Safety engineering, target selection, and alignment theory

 |   |  Analysis


Artificial intelligence capabilities research is aimed at making computer systems more intelligent — able to solve a wider range of problems more effectively and efficiently. We can distinguish this from research specifically aimed at making AI systems at various capability levels safer, or more “robust and beneficial.” In this post, I distinguish three kinds of direct research that might be thought of as “AI safety” work: safety engineering, target selection, and alignment theory.

Imagine a world where humans somehow developed heavier-than-air flight before developing a firm understanding of calculus or celestial mechanics. In a world like that, what work would be needed in order to safely transport humans to the Moon?

In this case, we can say that the main task at hand is one of engineering a rocket and refining fuel such that the rocket, when launched, accelerates upwards and does not explode. The boundary of space can be compared to the boundary between narrowly intelligent and generally intelligent AI. Both boundaries are fuzzy, but have engineering importance: spacecraft and aircraft have different uses and face different constraints.
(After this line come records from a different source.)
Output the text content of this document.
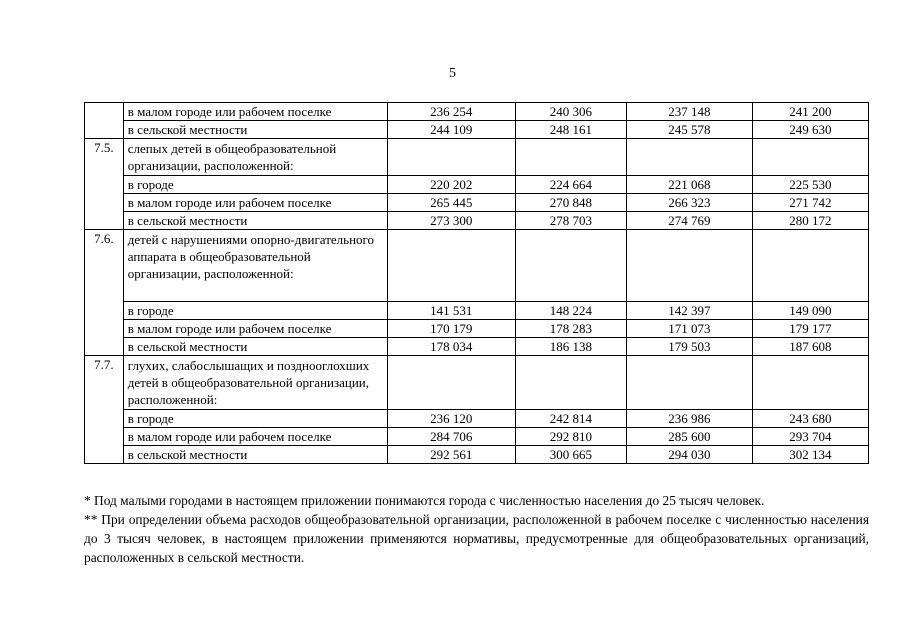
5
	в малом городе или рабочем поселке	236 254	240 306	237 148	241 200
	в сельской местности	244 109	248 161	245 578	249 630
7.5.	слепых детей в общеобразовательной организации, расположенной:				
	в городе	220 202	224 664	221 068	225 530
	в малом городе или рабочем поселке	265 445	270 848	266 323	271 742
	в сельской местности	273 300	278 703	274 769	280 172
7.6.	детей с нарушениями опорно-двигательного аппарата в общеобразовательной организации, расположенной:				
	в городе	141 531	148 224	142 397	149 090
	в малом городе или рабочем поселке	170 179	178 283	171 073	179 177
	в сельской местности	178 034	186 138	179 503	187 608
7.7.	глухих, слабослышащих и позднооглохших детей в общеобразовательной организации, расположенной:				
	в городе	236 120	242 814	236 986	243 680
	в малом городе или рабочем поселке	284 706	292 810	285 600	293 704
	в сельской местности	292 561	300 665	294 030	302 134

* Под малыми городами в настоящем приложении понимаются города с численностью населения до 25 тысяч человек.

** При определении объема расходов общеобразовательной организации, расположенной в рабочем поселке с численностью населения до 3 тысяч человек, в настоящем приложении применяются нормативы, предусмотренные для общеобразовательных организаций, расположенных в сельской местности.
Paired with this task of developing rocket capabilities is a safety engineering task. Safety engineering is the art of ensuring that an engineered system provides acceptable levels of safety. When it comes to achieving a soft landing on the Moon, there are many different roles for safety engineering to play. One team of engineers might ensure that the materials used in constructing the rocket are capable of withstanding the stress of a rocket launch with significant margin for error. Another might design escape systems that ensure the humans in the rocket can survive even in the event of failure. Another might design life support systems capable of supporting the crew in dangerous environments.

A separate important task is target selection, i.e., picking where on the Moon to land. In the case of a Moon mission, targeting research might entail things like designing and constructing telescopes (if they didn’t exist already) and identifying a landing zone on the Moon. Of course, only so much targeting can be done in advance, and the lunar landing vehicle may need to be designed so that it can alter the landing target at the last minute as new data comes in; this again would require feats of engineering.

Beyond the task of (safely) reaching escape velocity and figuring out where you want to go, there is one more crucial prerequisite for landing on the Moon. This is rocket alignment research, the technical work required to reach the correct final destination. We’ll use this as an analogy to illustrate MIRI’s research focus, the problem of artificial intelligence alignment.

The alignment challenge

Hitting a certain target on the Moon isn’t as simple as carefully pointing the nose of the rocket at the relevant lunar coordinate and hitting “launch” — not even if you trust your pilots to make course corrections as necessary. There’s also the important task of plotting trajectories between celestial bodies.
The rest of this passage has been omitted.